Hocus Pocus: (Un)veiling the (In)visible Web


Dale Vidmar, Library Instruction Coordinator/Education and Communication Librarian

Southern Oregon University Library

Ashland, OR 97520



Over the past three years, the Invisible Web was a topic rich and intriguing—especially at the local Internet bar where the talk tried to climb above the heads of the average human and into an almost SearchTrekian space where no one else would dare to go. Early adventurers such as Michael Bergman, Chris Sherman, and Gary Price originally charted the Deep Web as about 500 billion individual documents. But in those early days, PDF’s and other formats were not retrieved by the convention search tools such as Google, Yahoo, AltaVista, All the Web or metasearchers like Ixquick, Vivísimo, and SurfWax. While those search tools often accessed more a couple billion pages in their databases, a large portion of available information was and still is difficult or impossible to search.

The reality is many information specialists as well as the general public use the Invisible Web already.

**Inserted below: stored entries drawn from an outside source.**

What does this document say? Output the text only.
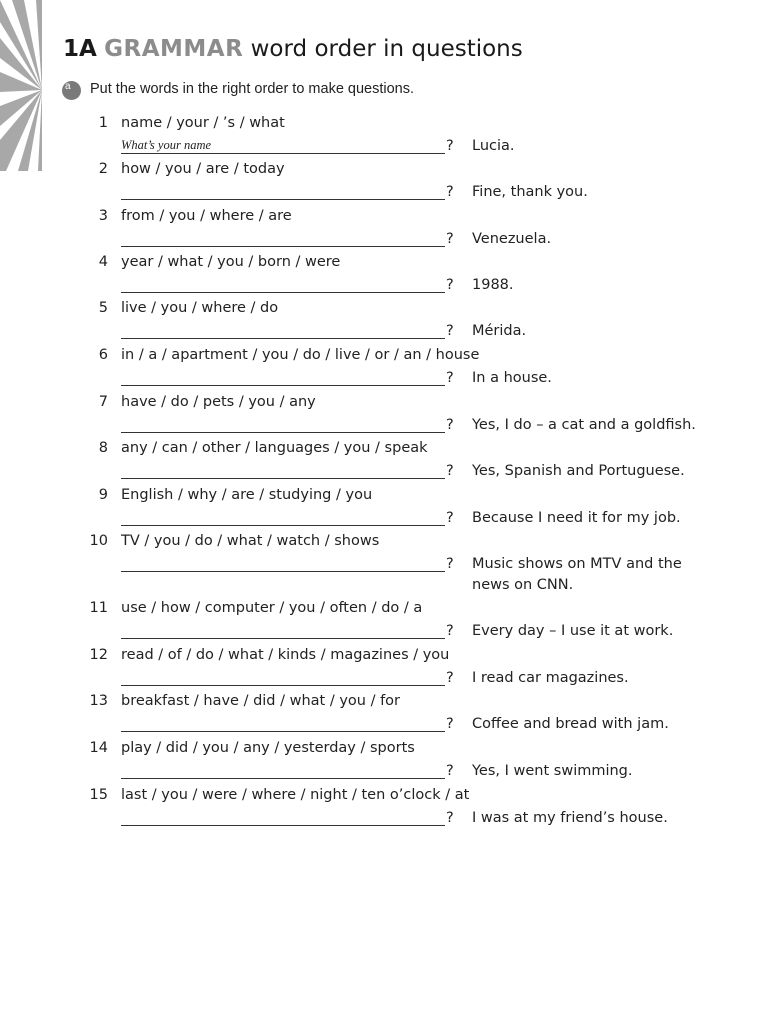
1A GRAMMAR word order in questions
a Put the words in the right order to make questions.
1 name / your / ’s / what
What’s your name	? Lucia.
2 how / you / are / today
? Fine, thank you.
3 from / you / where / are
? Venezuela.
4 year / what / you / born / were
? 1988.
5 live / you / where / do
? Mérida.
6 in / a / apartment / you / do / live / or / an / house
? In a house.
7 have / do / pets / you / any
? Yes, I do – a cat and a goldfish.
8 any / can / other / languages / you / speak
? Yes, Spanish and Portuguese.
9 English / why / are / studying / you
? Because I need it for my job.
10 TV / you / do / what / watch / shows
? Music shows on MTV and the news on CNN.
11 use / how / computer / you / often / do / a
? Every day – I use it at work.
12 read / of / do / what / kinds / magazines / you
? I read car magazines.
13 breakfast / have / did / what / you / for
? Coffee and bread with jam.
14 play / did / you / any / yesterday / sports
? Yes, I went swimming.
15 last / you / were / where / night / ten o’clock / at
? I was at my friend’s house.
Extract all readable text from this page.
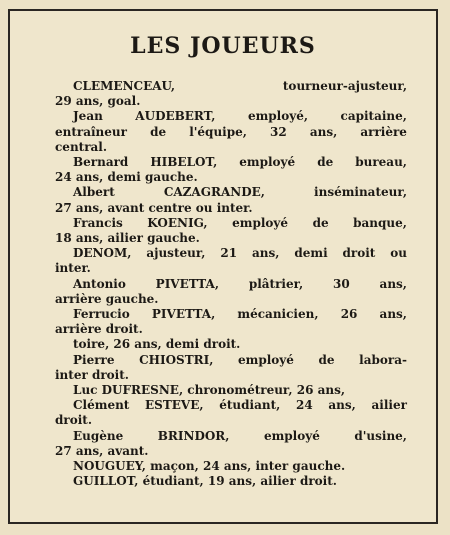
LES JOUEURS
CLEMENCEAU,	tourneur-ajusteur,
29 ans, goal.
Jean	AUDEBERT,	employé,	capitaine,
entraîneur de l'équipe, 32 ans, arrière
central.
Bernard HIBELOT, employé de bureau,
24 ans, demi gauche.
Albert	CAZAGRANDE,	inséminateur,
27 ans, avant centre ou inter.
Francis KOENIG, employé de banque,
18 ans, ailier gauche.
DENOM, ajusteur, 21 ans, demi droit ou
inter.
Antonio PIVETTA, plâtrier, 30 ans,
arrière gauche.
Ferrucio PIVETTA, mécanicien, 26 ans,
arrière droit.
toire, 26 ans, demi droit.
Pierre CHIOSTRI, employé de labora-
inter droit.
Luc DUFRESNE, chronométreur, 26 ans,
Clément ESTEVE, étudiant, 24 ans, ailier
droit.
Eugène	BRINDOR,	employé	d'usine,
27 ans, avant.
NOUGUEY, maçon, 24 ans, inter gauche.
GUILLOT, étudiant, 19 ans, ailier droit.
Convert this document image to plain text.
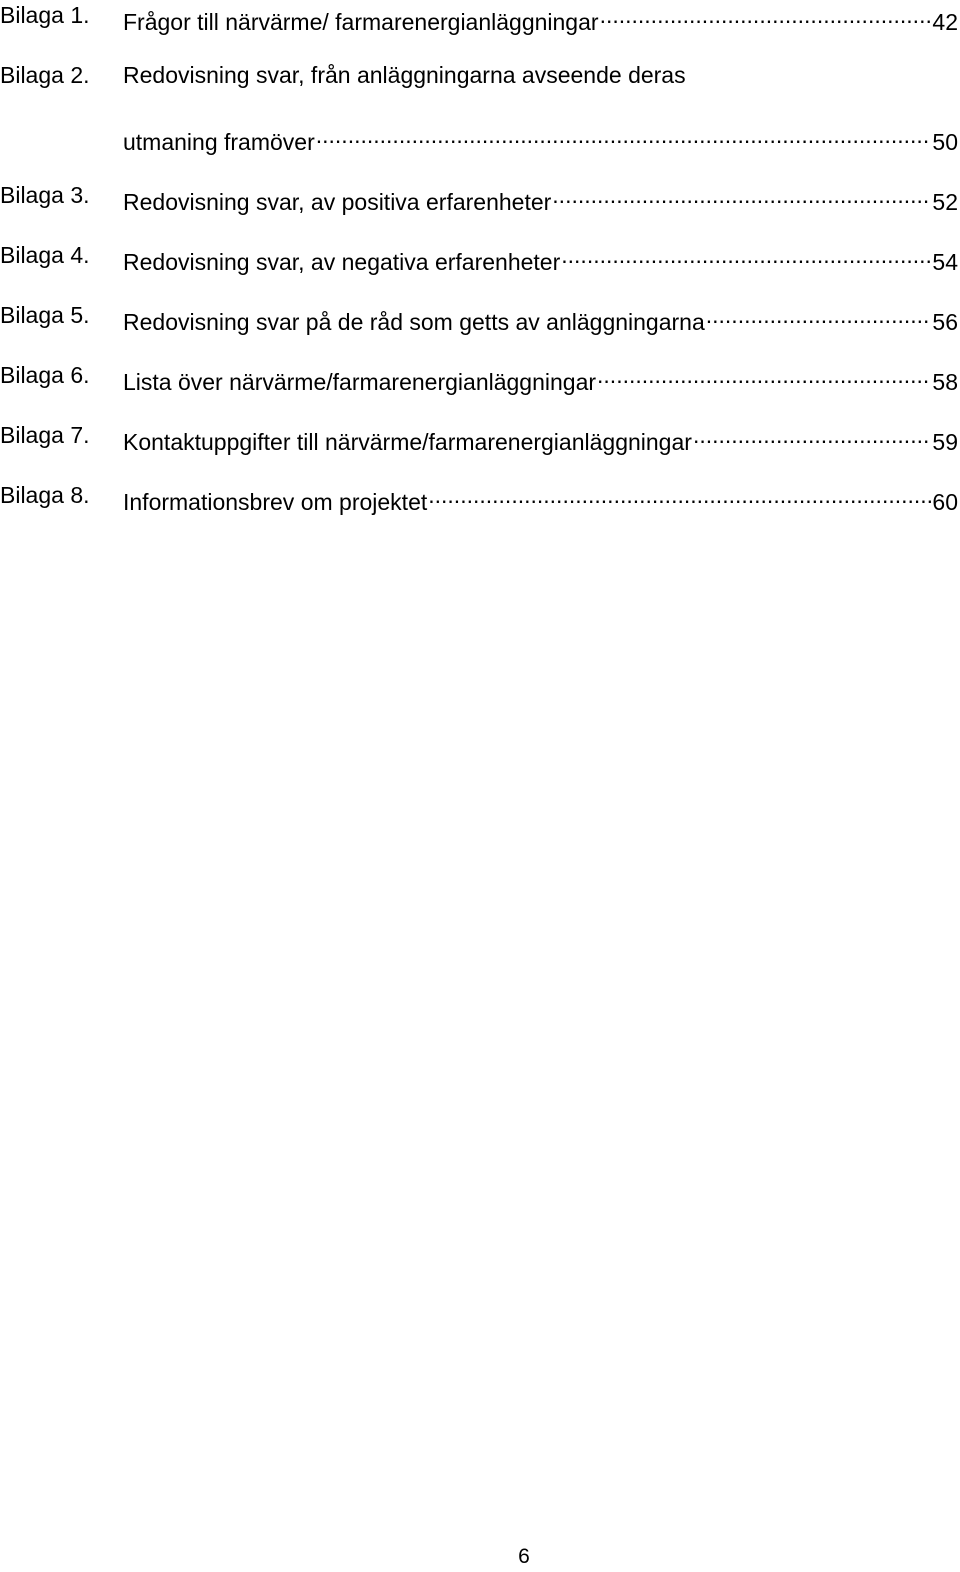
Bilaga 1. Frågor till närvärme/ farmarenergianläggningar .....	42
Bilaga 2. Redovisning svar, från anläggningarna avseende deras
utmaning framöver .....	50
Bilaga 3. Redovisning svar, av positiva erfarenheter .....	52
Bilaga 4. Redovisning svar, av negativa erfarenheter .....	54
Bilaga 5. Redovisning svar på de råd som getts av anläggningarna .....	56
Bilaga 6. Lista över närvärme/farmarenergianläggningar .....	58
Bilaga 7. Kontaktuppgifter till närvärme/farmarenergianläggningar .....	59
Bilaga 8. Informationsbrev om projektet .....	60
6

Most Web surfers have accessed an Invisible Web site at one time or another. However, they use only a portion--typically found in three general forms:

1) The Fee Group - paid databases such as EBSCO, Wall Street Journal, OVID, ProQuest, Medline, etc. These are databases that have a cost associated with use.

2) The Free Group - Government databases such as the Census, AskERIC, PublicMed, the Currency Converter, FindArticles, library online catalogs, etc. These databases are free for anyone to access.

3) The Hybrids - UnCoverWeb, online newspapers like the New York Times, Wall Street Journal, etc. currently take this form. These databases have free portions and fee portions.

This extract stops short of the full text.